Monday, December 11, 2023

Passing shadow

In astronomy, an occultation occurs when one celestial object passes in front of another, temporarily blocking it from sight (from the perspective of an observer on Earth).  Some occultations are entirely unremarkable; the Moon occults thousands of stars every month on its trips around the Earth, and we barely notice it because it's so ordinary.  And technically, solar eclipses are occultations, even though we don't usually think of them that way.

Other occultations, though, are rarer and more interesting.  The rings of Uranus were discovered in 1977 when they occulted the star SAO 158687, making it appear to blink on and off five times.  Pluto occulted stars in 1988, 2002, and 2006, and as it passed in front of the stars the alteration in the stars' light allowed astronomers here on Earth to study the chemistry of Pluto's thin atmosphere, a technique called atmospheric limb sounding.

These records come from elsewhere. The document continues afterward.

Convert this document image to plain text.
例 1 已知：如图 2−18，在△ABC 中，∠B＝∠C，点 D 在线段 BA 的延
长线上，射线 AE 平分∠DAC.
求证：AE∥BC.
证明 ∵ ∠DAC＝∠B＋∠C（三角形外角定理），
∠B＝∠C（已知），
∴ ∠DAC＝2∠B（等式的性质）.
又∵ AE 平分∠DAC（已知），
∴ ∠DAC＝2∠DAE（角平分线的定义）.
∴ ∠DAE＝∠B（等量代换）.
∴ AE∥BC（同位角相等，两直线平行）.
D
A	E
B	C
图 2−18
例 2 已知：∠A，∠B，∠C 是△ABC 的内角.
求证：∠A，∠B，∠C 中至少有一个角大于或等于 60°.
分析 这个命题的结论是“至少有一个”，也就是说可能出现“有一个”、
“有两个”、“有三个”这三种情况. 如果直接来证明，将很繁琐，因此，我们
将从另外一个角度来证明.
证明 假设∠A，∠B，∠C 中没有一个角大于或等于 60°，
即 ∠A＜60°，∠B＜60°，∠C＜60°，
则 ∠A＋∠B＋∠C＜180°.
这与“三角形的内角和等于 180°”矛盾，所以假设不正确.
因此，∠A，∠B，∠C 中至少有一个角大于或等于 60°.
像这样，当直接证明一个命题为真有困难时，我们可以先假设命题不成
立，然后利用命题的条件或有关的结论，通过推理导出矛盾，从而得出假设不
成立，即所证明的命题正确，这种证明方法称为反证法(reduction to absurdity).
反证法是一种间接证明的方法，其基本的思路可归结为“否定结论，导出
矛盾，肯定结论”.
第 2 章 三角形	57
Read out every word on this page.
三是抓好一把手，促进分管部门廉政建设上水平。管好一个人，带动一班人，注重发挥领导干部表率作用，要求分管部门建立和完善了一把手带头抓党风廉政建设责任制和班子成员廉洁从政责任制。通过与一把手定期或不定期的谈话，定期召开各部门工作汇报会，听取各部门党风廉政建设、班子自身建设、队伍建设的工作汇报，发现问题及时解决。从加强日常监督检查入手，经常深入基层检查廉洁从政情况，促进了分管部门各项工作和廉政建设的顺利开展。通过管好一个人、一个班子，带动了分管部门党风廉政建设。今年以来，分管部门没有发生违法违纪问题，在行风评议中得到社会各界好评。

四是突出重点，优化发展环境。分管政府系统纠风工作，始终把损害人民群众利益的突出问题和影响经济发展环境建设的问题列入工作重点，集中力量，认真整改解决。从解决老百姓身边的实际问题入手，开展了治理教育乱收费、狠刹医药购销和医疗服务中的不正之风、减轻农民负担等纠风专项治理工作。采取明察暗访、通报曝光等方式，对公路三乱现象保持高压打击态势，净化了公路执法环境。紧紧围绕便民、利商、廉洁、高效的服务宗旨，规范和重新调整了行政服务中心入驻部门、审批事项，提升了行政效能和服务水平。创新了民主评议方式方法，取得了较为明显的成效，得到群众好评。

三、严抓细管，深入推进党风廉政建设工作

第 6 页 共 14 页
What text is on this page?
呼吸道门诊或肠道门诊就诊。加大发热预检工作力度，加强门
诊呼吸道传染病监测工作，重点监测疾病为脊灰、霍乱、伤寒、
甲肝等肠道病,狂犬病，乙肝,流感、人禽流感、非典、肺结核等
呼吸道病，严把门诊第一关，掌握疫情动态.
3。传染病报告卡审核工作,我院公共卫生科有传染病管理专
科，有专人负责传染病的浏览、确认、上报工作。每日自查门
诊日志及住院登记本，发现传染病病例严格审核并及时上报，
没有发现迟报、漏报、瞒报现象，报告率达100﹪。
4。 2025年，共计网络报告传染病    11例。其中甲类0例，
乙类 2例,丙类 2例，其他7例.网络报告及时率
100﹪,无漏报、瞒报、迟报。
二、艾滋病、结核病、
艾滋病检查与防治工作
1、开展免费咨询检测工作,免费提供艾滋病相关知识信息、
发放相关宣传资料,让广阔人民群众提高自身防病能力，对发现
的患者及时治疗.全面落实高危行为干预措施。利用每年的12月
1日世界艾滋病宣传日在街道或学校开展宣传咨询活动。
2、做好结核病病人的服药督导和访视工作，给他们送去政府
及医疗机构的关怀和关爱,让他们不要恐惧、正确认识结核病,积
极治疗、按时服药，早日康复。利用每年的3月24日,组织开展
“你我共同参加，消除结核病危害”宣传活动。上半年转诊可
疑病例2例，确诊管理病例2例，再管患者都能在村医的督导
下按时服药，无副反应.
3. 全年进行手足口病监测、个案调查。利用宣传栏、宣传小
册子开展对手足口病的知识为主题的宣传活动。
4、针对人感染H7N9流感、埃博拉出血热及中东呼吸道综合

Of course, because the two objects have to be lined up perfectly, occultations of bright and/or familiar objects are rare occurrences.  Jupiter, for example, is going to occult the planet Saturn -- but not until February 10, 7541.

That's a long time to wait.

Because natural occultations are so uncommon, there's a proposal to create an artificial version of occultation -- and use it to try and find more exoplanets.  A proposed orbiting telescope called BOSS (for Big Occulting Steerable Satellite -- of course it has a cute acronym, because these are astronomers we're talking about) will, if deployed, have a shield that can block the light of stars and allow the much dimmer reflected light of their planets to be detected.  Ordinarily, the glare of even an ordinary star is so bright that it swallows up the signal; shielding it, creating an artificial eclipse, might reveal hidden planetary systems.

The reason this topic comes up is that a loyal reader of Skeptophilia alerted me to an occultation that is going to occur at 1:08 AM, Greenwich Mean Time, tonight.  The bright star Betelgeuse is, for seven minutes, going to be covered by the asteroid 319 Leona -- so for that time, the familiar figure of Orion will appear to be missing his left shoulder.

Unfortunately for me, the occultation won't be visible from upstate New York, but you're in luck if you're in the southern Mediterranean or the southern tip of Florida.  Here's a map of where the occultation will be visible:

The coolest part is that Betelgeuse is so huge -- if it were where the Sun is, its outer edge would be near the orbit of Jupiter, and we'd be inside the star -- that despite its distance of 548 light years, its angular diameter is larger than that of the much closer asteroid that's occulting it.  So through a telescope, it'll be an annular occultation -- the occulting object won't quite be able to cover the entire star up.

Even so, Betelgeuse will for seven minutes dim to near invisibility to the naked eye.

You have to wonder what the ancients would have made of this.  Many cultures believed the heavens to be timeless and changeless, which is why the appearance of comets and events like the supernovae of 1054 and 1604 ("Kepler's supernova") were considered such portents of evil.

Even though we now know better, it still will be a little unnerving to have such a familiar star suddenly appear to vanish from sight.  It's a pity I won't get to see it -- it's a little late to purchase a plane ticket for Spain.  If the path of occultation passed across upstate New York, I'd even get up in the middle of a frigid December night to see one of the brightest stars in the night sky blink off for a few minutes.